Spain under Ferdinand and Isabella, France under the Valois, England under the Tudors, Russia under Ivan and Peter, Germany under Bismarck and Wilhelm—their careers are uncannily alike. First, a core state conquers the nation, then it uses its new muscle to strike out beyond. In turn, war abroad favours an even stronger state at home, which eliminates competing centres of power, monopolises loyalties and dismantles barriers to economic growth. The best example is revolutionary France. Attacked by the dynastic powers for ideological reasons, it was centralised by the Jacobins who dispatched aristocrats and liberals to the guillotine. Riding the nationalist fervour, they invented the force-multiplier of universal conscription, the levée en masse, that propelled Napoleon all the way to Moscow. In Stalin’s Russia and Hitler’s Germany, as well, totalitarian mobilisation was the child of war, and war was the father of the supreme state.
That bloody journey has now come to an end in a Europe both pacified and democratised. Everybody now belongs to the same (secular) church. There is little left to fuel the next “dominant conflict.” But wait! The European saga reveals yet another pattern: the hegemonist always rings twice. Charles V of Spain, who stood at the beginning of the permanent conflict with France, was followed by Philip II, him of the armada, who took on England. Louis XIV of France, was followed by Napoleon, and Kaiser Wilhelm II by Adolf Hitler. By that reckoning, Russia, defeated in the cold war, should have another go. Will it?
Simms is a historian, not a soothsayer, and so his book ends on an appropriately agnostic note—with a series of questions. But the odds are that Europe’s career as arena and wellspring of history’s most consequential wars is over. The fires of ambition and ideology have burned out, and as long as the United States remains a power in Europe, it will provide security in situ, which its in-and-out forebear Britain would not do. Britain’s grand strategy was “offshore anti-hegemonism.” As Castlereagh, the foreign secretary who managed the coalition that defeated Napolean, put it in 1820: “We shall be found in our place when actual danger menaces the system of Europe; but this country cannot, and will not, act upon… principles of precaution.”

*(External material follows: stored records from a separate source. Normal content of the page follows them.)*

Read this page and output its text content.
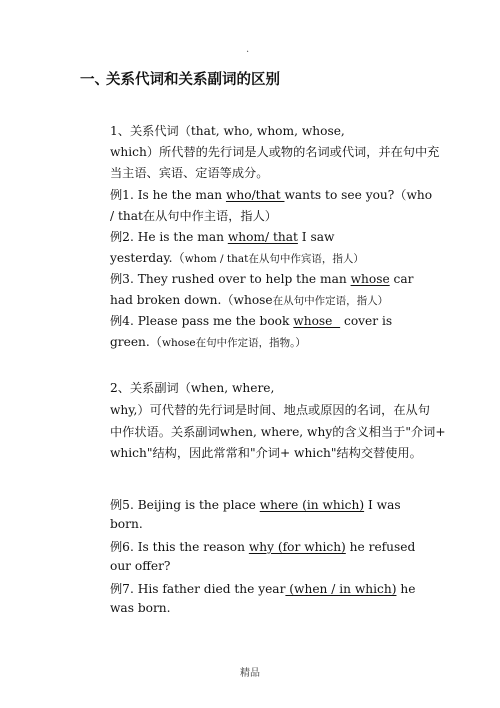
.
一、关系代词和关系副词的区别
1、关系代词（that, who, whom, whose,
which）所代替的先行词是人或物的名词或代词，并在句中充
当主语、宾语、定语等成分。
例1. Is he the man who/that wants to see you?（who
/ that在从句中作主语，指人）
例2. He is the man whom/ that I saw
yesterday.（whom / that在从句中作宾语，指人）
例3. They rushed over to help the man whose car
had broken down.（whose在从句中作定语，指人）
例4. Please pass me the book whose   cover is
green.（whose在句中作定语，指物。）
2、关系副词（when, where,
why,）可代替的先行词是时间、地点或原因的名词，在从句
中作状语。关系副词when, where, why的含义相当于"介词+
which"结构，因此常常和"介词+ which"结构交替使用。
例5. Beijing is the place where (in which) I was
born.
例6. Is this the reason why (for which) he refused
our offer?
例7. His father died the year (when / in which) he
was born.
精品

Today, Germany—Simms’s starring actor—is again number one on the Continent, but what a difference defeat and democracy have made! Prussia is gone, and so is the warrior culture that once thrust Hitler’s panzer armies to the gates of Cairo and Moscow. Chancellor Angela Merkel deploys only currency reserves, not battle-hardened shock troops. The EU is the “Holy Roman Empire of Democratic Nations,” that has made war inside Europe inconceivable. For sure, the old contest over the “constitution” of this empire has not ended, but it is peaceable to the point of boring. The contenders are the usual suspects: Britain, France and Germany. Yet there is no “tyrant,” as Churchill had it, on the horizon—the oppression by Brussels being confined to the curvature of cucumbers or the wattage of light bulbs.
How about Europe as such becoming a great power? Well, yes, if… If it acquired the character and clout of a real nation-state, with a democratic sovereign below and a legitimate ruler on top, with a European identity and culture, with a credible army and a global vocation. Europe has none of the above. Its leader is the Brussels Commission beholden to a feeble parliament. Its default language is English, and its pop culture American. Europe is happy and secure as it is. Never in the past 500 years has it enjoyed so much tranquillity. So why budge? As Napoleon’s mother Letizia famously mused: “Pourvu que ça dure”—provided it lasts.